Why Housing for Health the Guide is needed
Houses lived in by Indigenous people in Australia are in poor condition.
This is proven by house function data collected in 194 Housing for Health projects run between 1998 and 2013. The projects were designed to improve the 7, 500+ houses tested, not record their poor function. The data used throughout the Guide was first used to improve these houses and now the same data can be reused to pinpoint where failures are most common and how to design and construct better houses.
Many myths surround Indigenous housing and the reasons why it is in such poor condition. The national data presented here question two of these myths, and the detailed data throughout the Guide will inform better housing solutions.
Will new housing solve the problem?
“The Housing for Health project data records old houses that we all know function poorly, but the large amounts of money spent on Indigenous housing since the early 1990s will greatly improve housing and the function rates will improve.”
Data show that in three time periods since 1998 housing function has not universally improved – put another way – houses tested more recently include many of the houses built since the mid 1990s and are not necessarily performing better than houses tested earlier. In the most critical safety and health areas of the houses where improvement has been consistent, the gains are still relatively modest as only two of the nine Critical Healthy Living Practices, have more than 50% of houses functioning.
Is it remoteness that contributes most to the Indigenous housing problem?

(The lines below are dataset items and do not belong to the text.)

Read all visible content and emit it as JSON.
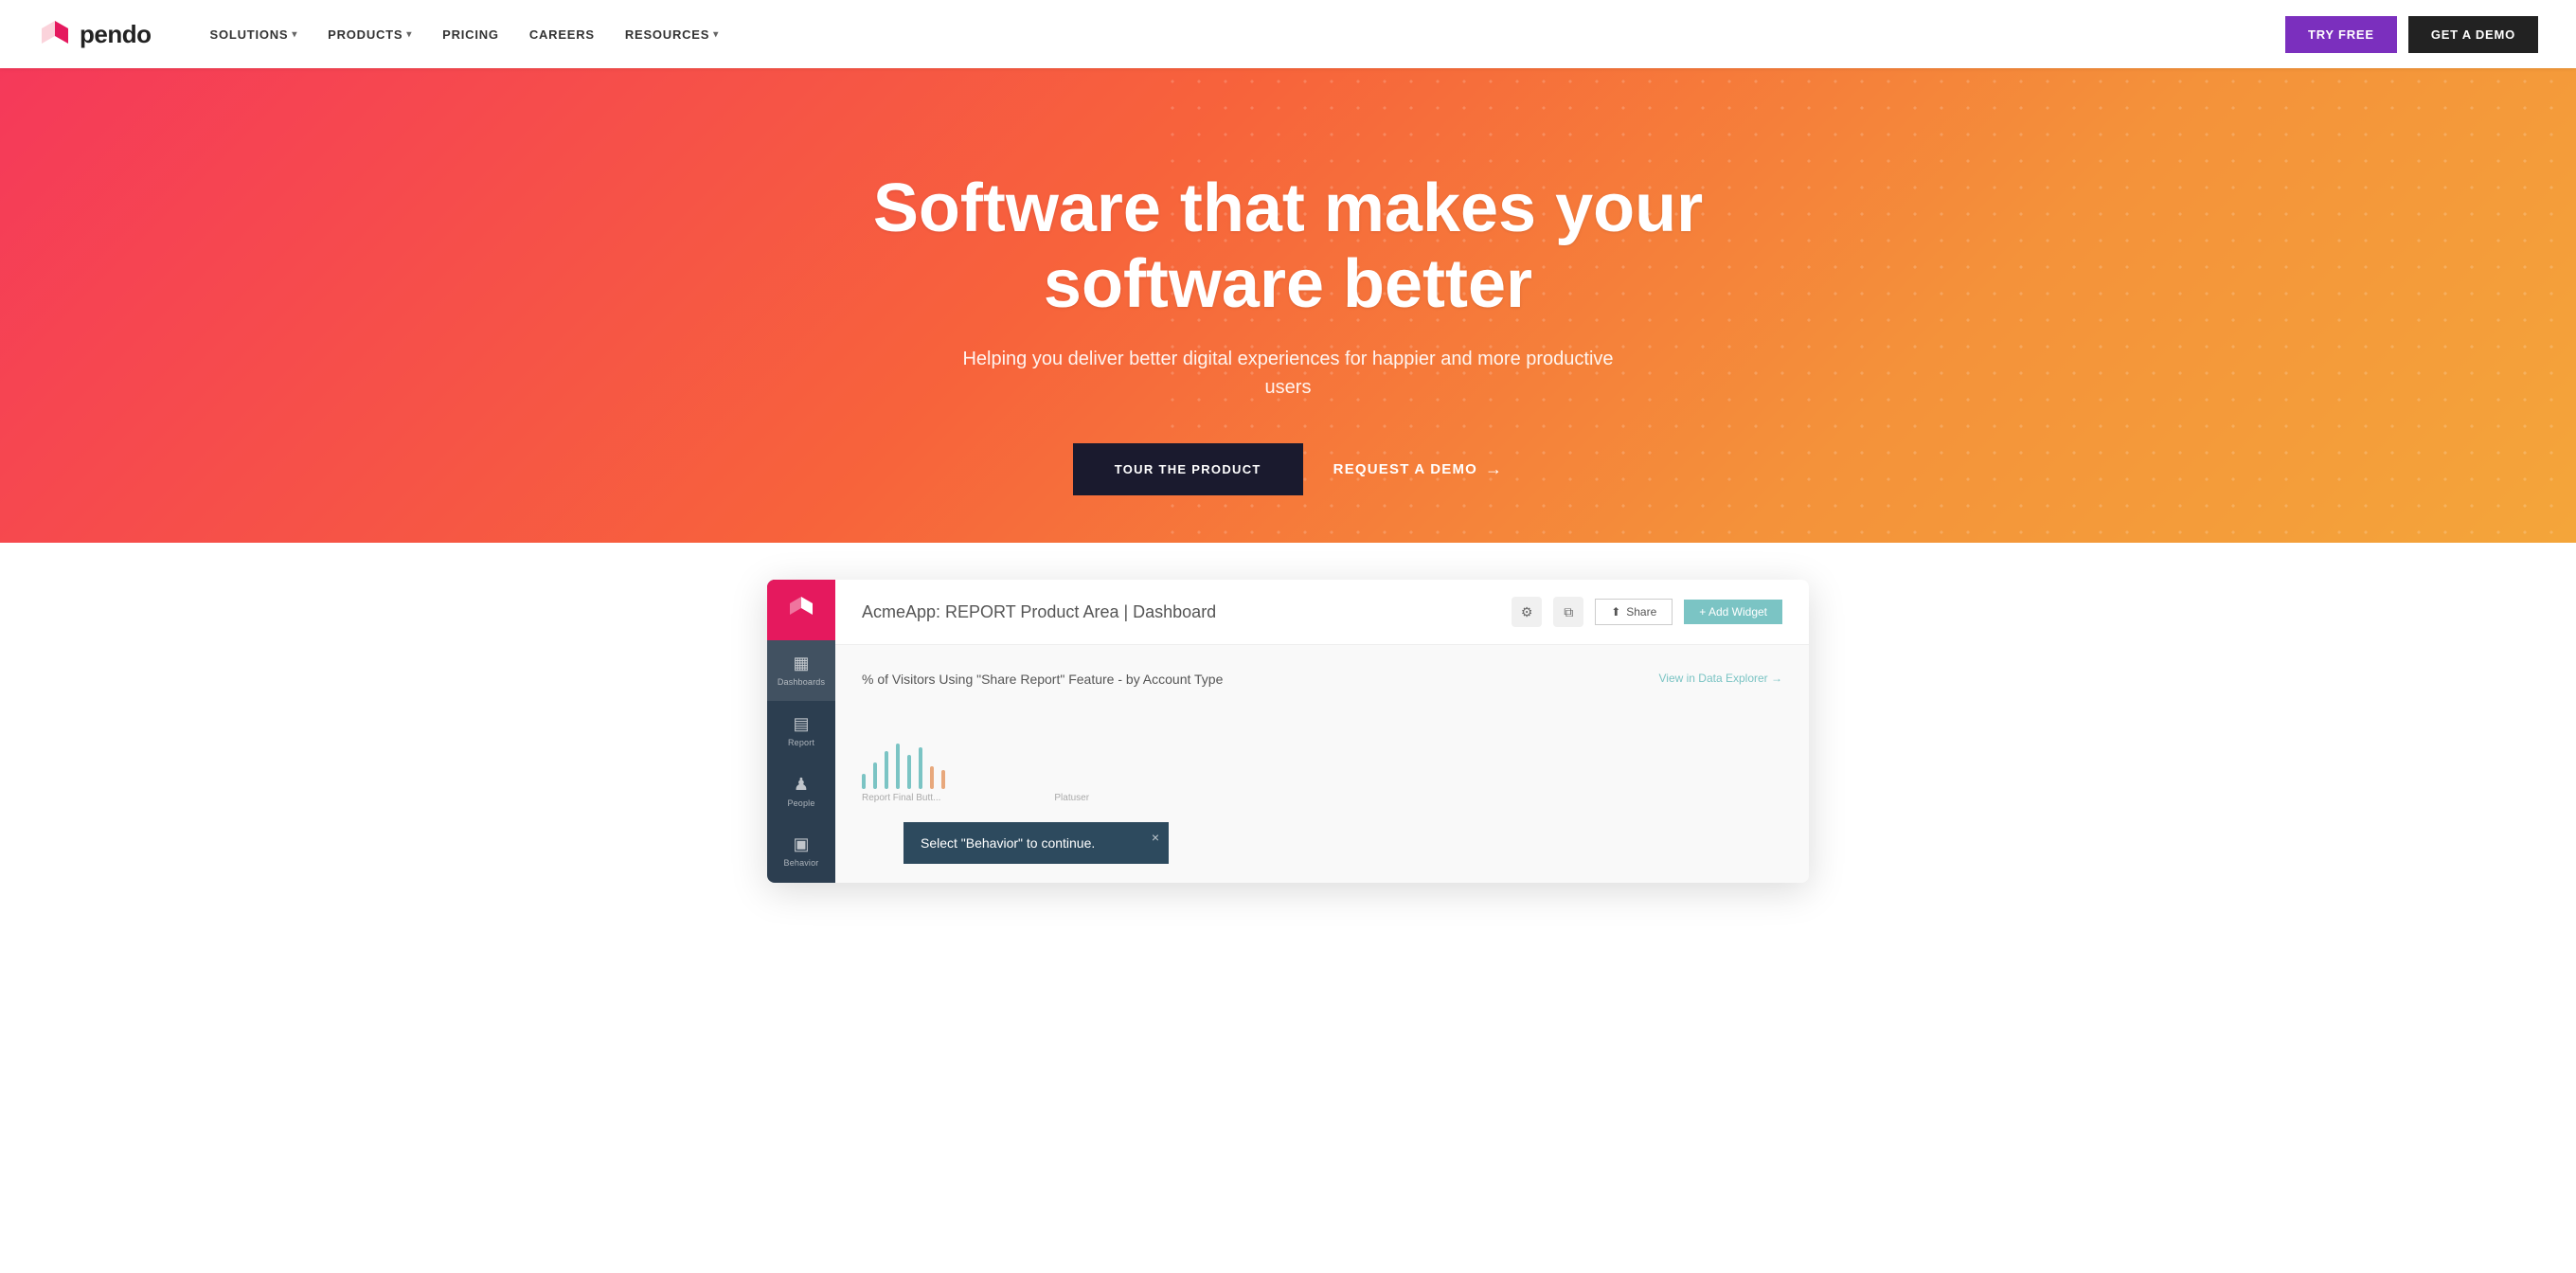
{
  "nav": {
    "logo_text": "pendo",
    "links": [
      {
        "label": "SOLUTIONS",
        "has_dropdown": true
      },
      {
        "label": "PRODUCTS",
        "has_dropdown": true
      },
      {
        "label": "PRICING",
        "has_dropdown": false
      },
      {
        "label": "CAREERS",
        "has_dropdown": false
      },
      {
        "label": "RESOURCES",
        "has_dropdown": true
      }
    ],
    "try_free": "TRY FREE",
    "get_demo": "GET A DEMO"
  },
  "hero": {
    "title": "Software that makes your software better",
    "subtitle": "Helping you deliver better digital experiences for happier and more productive users",
    "tour_btn": "TOUR THE PRODUCT",
    "demo_link": "REQUEST A DEMO",
    "arrow": "→"
  },
  "dashboard": {
    "title": "AcmeApp: REPORT Product Area | Dashboard",
    "widget_title": "% of Visitors Using \"Share Report\" Feature - by Account Type",
    "view_data_explorer": "View in Data Explorer →",
    "share_btn": "Share",
    "add_widget_btn": "+ Add Widget",
    "chart_labels": [
      "Report Final Butt...",
      "Platuser"
    ],
    "tooltip": {
      "close": "×",
      "text": "Select \"Behavior\" to continue."
    },
    "sidebar_items": [
      {
        "label": "Dashboards",
        "icon": "▦"
      },
      {
        "label": "Report",
        "icon": "▤"
      },
      {
        "label": "People",
        "icon": "👥"
      },
      {
        "label": "Behavior",
        "icon": "▣"
      }
    ]
  },
  "icons": {
    "settings": "⚙",
    "copy": "⧉",
    "share_upload": "⬆",
    "close": "×",
    "chevron_down": "▾"
  }
}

“Access to tradespeople, materials and services in remote and very remote areas make it harder to build and maintain houses so the function there will always be poorer than for rural or suburban houses.”

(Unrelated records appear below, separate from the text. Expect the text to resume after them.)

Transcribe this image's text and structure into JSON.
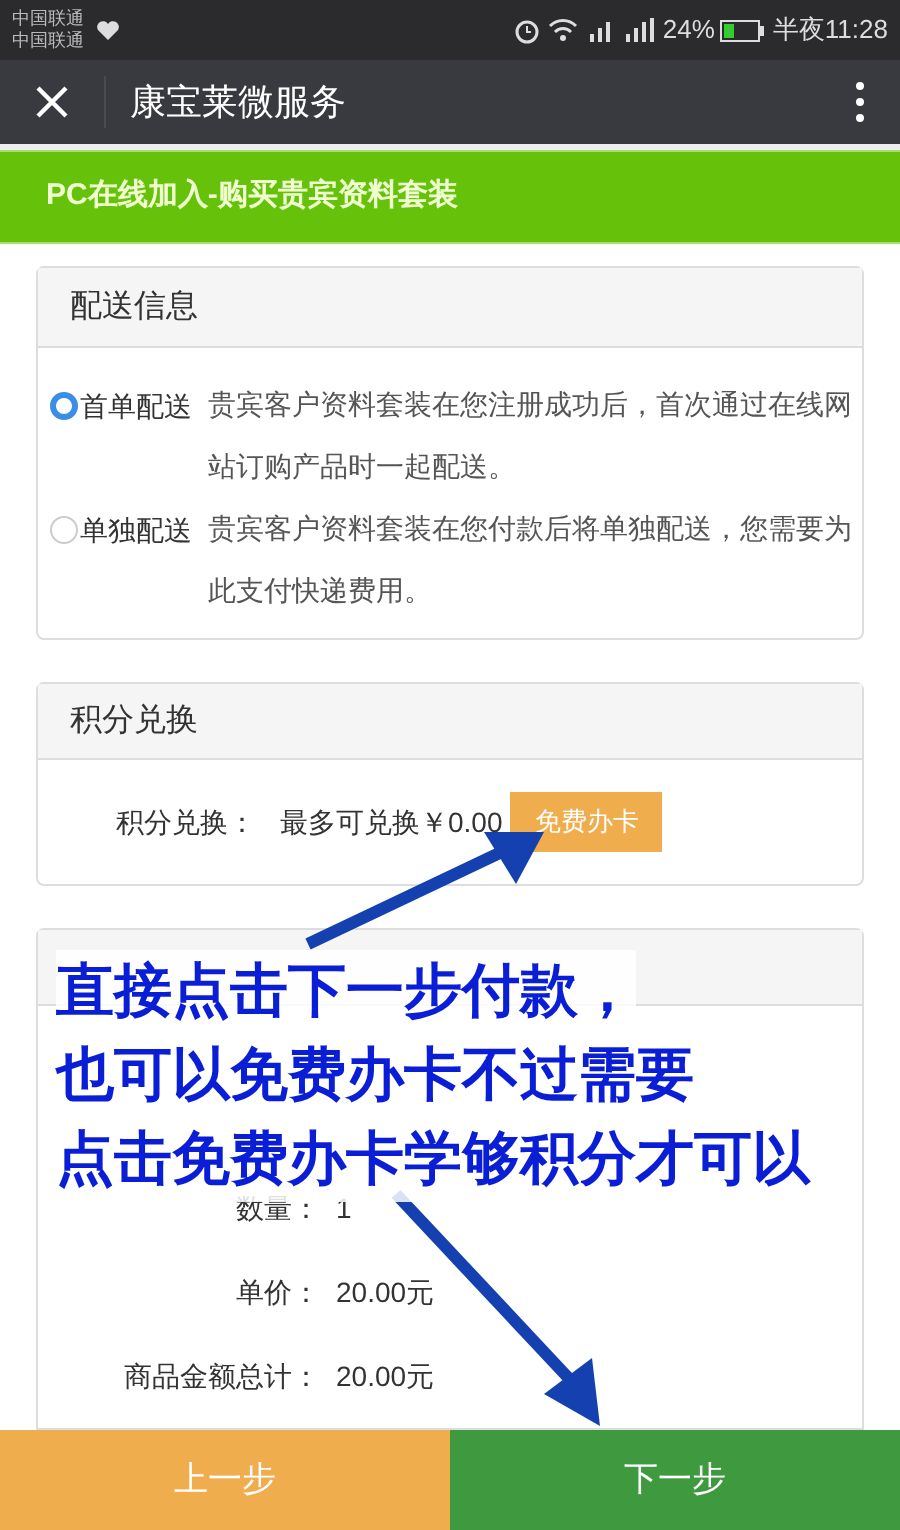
{
  "status_bar": {
    "carriers": [
      "中国联通",
      "中国联通"
    ],
    "battery": "24%",
    "time": "半夜11:28"
  },
  "title_bar": {
    "title": "康宝莱微服务"
  },
  "banner": {
    "title": "PC在线加入-购买贵宾资料套装"
  },
  "delivery": {
    "title": "配送信息",
    "options": [
      {
        "label": "首单配送",
        "description": "贵宾客户资料套装在您注册成功后，首次通过在线网站订购产品时一起配送。",
        "selected": true
      },
      {
        "label": "单独配送",
        "description": "贵宾客户资料套装在您付款后将单独配送，您需要为此支付快递费用。",
        "selected": false
      }
    ]
  },
  "points": {
    "title": "积分兑换",
    "label": "积分兑换：",
    "value": "最多可兑换￥0.00",
    "button": "免费办卡"
  },
  "products": {
    "rows": [
      {
        "label": "数量：",
        "value": "1"
      },
      {
        "label": "单价：",
        "value": "20.00元"
      },
      {
        "label": "商品金额总计：",
        "value": "20.00元"
      }
    ]
  },
  "annotation": {
    "lines": [
      "直接点击下一步付款，",
      "也可以免费办卡不过需要",
      "点击免费办卡学够积分才可以"
    ]
  },
  "footer": {
    "prev": "上一步",
    "next": "下一步"
  }
}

Whilst this statement seems reasonable, data based on the national measure of remoteness show that there is no consistent link between remoteness and house function. The overall variation between accessible and remote locations for most of the Critical Health Living Practices are slight.
The data presented here are not intended to definitively refute the myths. We simply make the point that housing variation nationally is complex and that high quality information as presented in the Guide, used locally by creative designers, builders and housing managers, is needed to improve housing function and health.